Urbanisation Trends and Potentials in Telangana

 Dr. K. Jayachandra1, V. Sai Prasanna2

IJRISS Call for paper

1Regional Director, Centre for Environment and Development, Hyderabad & Geomatics Consultant
2Persuing M.Tech (Environmental Geomatics), JNTUH, Hyderabad, India

INTRODUCTION

There is an emerging consensus that urbanisation is critically important to international development, but considerable confusion over what urbanisation actually is, whether it is accelerating or slowing, whether it should be encouraged or discouraged, and more generally what the responses should be. This Working Paper reviews some key conceptual issues and summarises urbanisation trends. It ends with a brief review of urbanisation and sustainable development, concluding that while urbanisation brings serious challenges, attempts to inhibit urbanization through exclusionary policies are likely to be economically, socially and environmentally damaging. Moreover, with the right support urbanisation can become an important element of sustainable development.
Urban or Built-up Land is comprised of areas of intensive use with much of the land covered by structures.
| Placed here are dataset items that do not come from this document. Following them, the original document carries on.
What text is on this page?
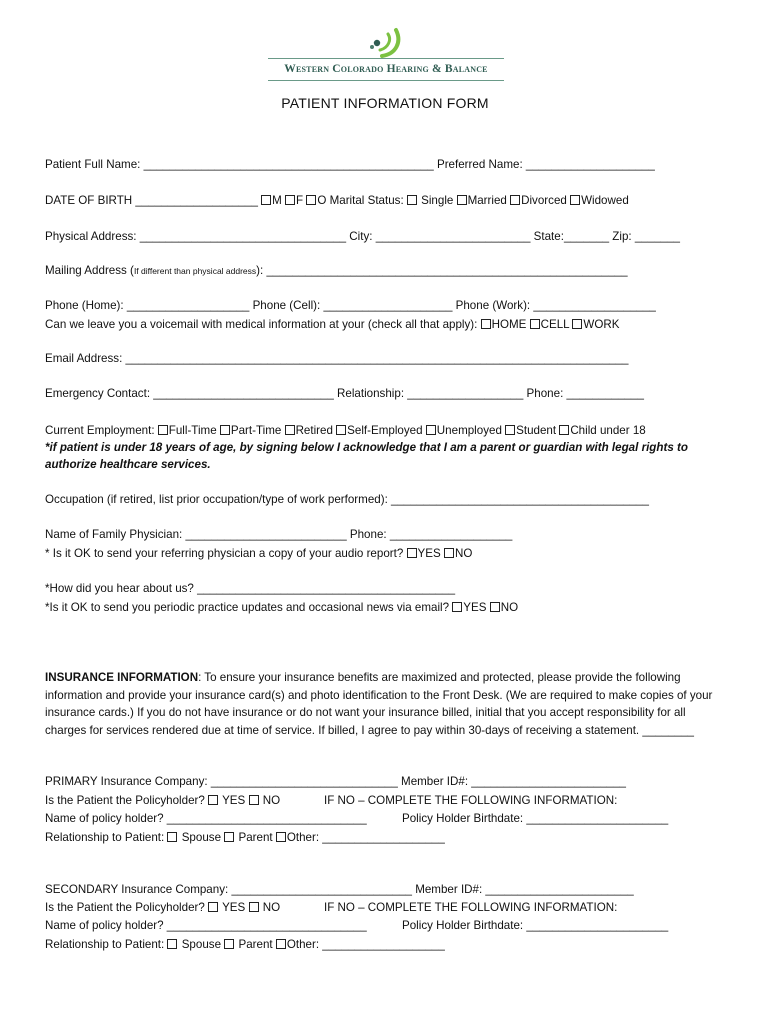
Western Colorado Hearing & Balance
PATIENT INFORMATION FORM
Patient Full Name: _____________________________________________ Preferred Name: ____________________
DATE OF BIRTH ___________________ M F O Marital Status:  Single Married Divorced Widowed
Physical Address: ________________________________ City: ________________________ State:_______ Zip: _______
Mailing Address (If different than physical address): ________________________________________________________
Phone (Home): ___________________ Phone (Cell): ____________________ Phone (Work): ___________________
Can we leave you a voicemail with medical information at your (check all that apply): HOME CELL WORK
Email Address: ______________________________________________________________________________
Emergency Contact: ____________________________ Relationship: __________________ Phone: ____________
Current Employment: Full-Time Part-Time Retired Self-Employed Unemployed Student Child under 18
*if patient is under 18 years of age, by signing below I acknowledge that I am a parent or guardian with legal rights to
authorize healthcare services.
Occupation (if retired, list prior occupation/type of work performed): ________________________________________
Name of Family Physician: _________________________ Phone: ___________________
* Is it OK to send your referring physician a copy of your audio report? YES NO
*How did you hear about us? ________________________________________
*Is it OK to send you periodic practice updates and occasional news via email? YES NO
INSURANCE INFORMATION: To ensure your insurance benefits are maximized and protected, please provide the following information and provide your insurance card(s) and photo identification to the Front Desk. (We are required to make copies of your insurance cards.) If you do not have insurance or do not want your insurance billed, initial that you accept responsibility for all charges for services rendered due at time of service. If billed, I agree to pay within 30-days of receiving a statement. ________
PRIMARY Insurance Company: _____________________________ Member ID#: ________________________
Is the Patient the Policyholder?  YES  NO	IF NO – COMPLETE THE FOLLOWING INFORMATION:
Name of policy holder? _______________________________	Policy Holder Birthdate: ______________________
Relationship to Patient:  Spouse  Parent Other: ___________________
SECONDARY Insurance Company: ____________________________ Member ID#: _______________________
Is the Patient the Policyholder?  YES  NO	IF NO – COMPLETE THE FOLLOWING INFORMATION:
Name of policy holder? _______________________________	Policy Holder Birthdate: ______________________
Relationship to Patient:  Spouse  Parent Other: ___________________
Included in this category are cities, towns, villages, strip developments along highways, transportation, power, and communications facilities, and areas such as those occupied by mills, shopping centers, industrial and commercial complexes, and institutions that may, in some instances, be isolated from urban areas. Urbanisation in way, uses most of the land use land cover classes into built-up allowing certain percentage of vegetative areas as green spaces like Parks, As an advantage of urbanisation process, it coverts most of the wasteland categories into built-up or useful urban infrastructure related features such as play grounds, Graveyards, religious centres. The major land use that will completely diminishing due to urbanisation is the agriculture and some extent the smaller sized water bodies.
As development progresses, land having less intensive or nonconforming use may be located in the midst of urban or Built-up areas and will generally be included in this category. Agricultural land, forest, wetland, or water areas on the fringe of urban or Built-up areas will not be included except where they are surrounded and dominated by urban development. The Urban or Built-up category takes precedence over others when the criteria for more than one category are met. For example, residential areas that have sufficient tree cover to meet Forest Land criteria will be placed in the Residential category.